Source : Infographie préparée par la Bibliothèque du Parlement à partir de données tirées de Cristine Rotenberg, « De l’arrestation à la déclaration de culpabilité : décisions rendues par les tribunaux dans les affaires d’agression sexuelle déclarées par la police au Canada, 2009 à 2014 », Juristat, 85-002-X, Centre canadien de la statistique juridique, Statistique Canada, 26 octobre 2017, et tirées aussi de Cristine Rotenberg, « Les agressions sexuelles déclarées par la police au Canada, 2009 à 2014 : un profil statistique », Juristat, 85-002-X, Statistique Canada, 3 octobre 2017.

La violence faite aux femmes cause d’importants impacts pour les victimes et pour la société canadienne

La violence faite aux femmes peut créer d’importants problèmes de santé physique et mentale pour les victimes tels que des traumatismes, des blessures, des troubles gynécologiques et des grossesses non désirées ainsi que des problèmes de santé mentale.

La violence faite aux femmes peut aussi avoir des répercussions socio-économiques importantes pour la société canadienne.

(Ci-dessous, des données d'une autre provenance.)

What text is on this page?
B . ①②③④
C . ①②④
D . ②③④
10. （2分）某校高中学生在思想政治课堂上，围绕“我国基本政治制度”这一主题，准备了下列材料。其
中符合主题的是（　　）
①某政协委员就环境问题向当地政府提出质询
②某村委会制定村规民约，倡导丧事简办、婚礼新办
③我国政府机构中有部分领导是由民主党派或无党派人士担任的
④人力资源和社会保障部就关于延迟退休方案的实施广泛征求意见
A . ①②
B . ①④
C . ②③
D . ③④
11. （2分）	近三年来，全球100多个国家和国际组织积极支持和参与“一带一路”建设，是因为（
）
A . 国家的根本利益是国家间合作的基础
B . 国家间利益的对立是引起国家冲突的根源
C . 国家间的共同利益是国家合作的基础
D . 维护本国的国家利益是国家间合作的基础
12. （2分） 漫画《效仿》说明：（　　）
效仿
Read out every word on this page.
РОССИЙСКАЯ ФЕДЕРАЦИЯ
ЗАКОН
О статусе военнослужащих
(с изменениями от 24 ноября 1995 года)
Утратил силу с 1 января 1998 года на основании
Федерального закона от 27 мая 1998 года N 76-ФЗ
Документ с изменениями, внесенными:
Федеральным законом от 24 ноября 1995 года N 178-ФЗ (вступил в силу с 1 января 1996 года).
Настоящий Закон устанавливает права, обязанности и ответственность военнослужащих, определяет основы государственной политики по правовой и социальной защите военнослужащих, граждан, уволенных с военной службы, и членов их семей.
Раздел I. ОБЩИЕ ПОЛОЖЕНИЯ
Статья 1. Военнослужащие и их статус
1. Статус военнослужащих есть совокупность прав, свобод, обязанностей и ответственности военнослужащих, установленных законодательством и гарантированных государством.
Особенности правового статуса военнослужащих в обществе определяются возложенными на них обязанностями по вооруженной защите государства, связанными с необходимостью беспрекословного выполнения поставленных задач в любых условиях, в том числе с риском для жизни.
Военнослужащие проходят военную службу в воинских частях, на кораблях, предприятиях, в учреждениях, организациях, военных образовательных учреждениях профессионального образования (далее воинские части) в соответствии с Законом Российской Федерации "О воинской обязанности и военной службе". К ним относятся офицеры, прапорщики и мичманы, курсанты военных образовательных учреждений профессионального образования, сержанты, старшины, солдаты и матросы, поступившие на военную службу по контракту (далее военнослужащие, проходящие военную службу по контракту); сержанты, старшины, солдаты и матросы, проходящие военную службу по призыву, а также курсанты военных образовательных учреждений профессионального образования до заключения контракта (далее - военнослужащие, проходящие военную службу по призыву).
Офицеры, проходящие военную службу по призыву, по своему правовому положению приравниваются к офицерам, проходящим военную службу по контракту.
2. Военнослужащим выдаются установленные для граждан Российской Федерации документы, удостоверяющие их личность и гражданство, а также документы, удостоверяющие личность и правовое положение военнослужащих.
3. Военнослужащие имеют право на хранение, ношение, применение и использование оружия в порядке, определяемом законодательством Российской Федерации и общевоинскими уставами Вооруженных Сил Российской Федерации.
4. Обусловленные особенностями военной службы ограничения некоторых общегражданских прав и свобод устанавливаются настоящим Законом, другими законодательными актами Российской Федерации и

Plusieurs femmes victimes de violence ont recours à des services de soutien officiels, tels les refuges et les centres d’aide aux femmes. La violence envers les femmes constitue donc un fardeau financier pour les services sociaux, les services de justice pénale et pour les employés et les employeurs. Le gouvernement du Canada estime que les coûts économiques de la violence entre partenaires intimes faite aux femmes se chiffrent à 4,8 milliards de dollars annuellement. Les coûts annuels associés aux agressions sexuelles et aux infractions d’ordre sexuel contre les femmes au Canada sont estimés à 3,6 milliards de dollars.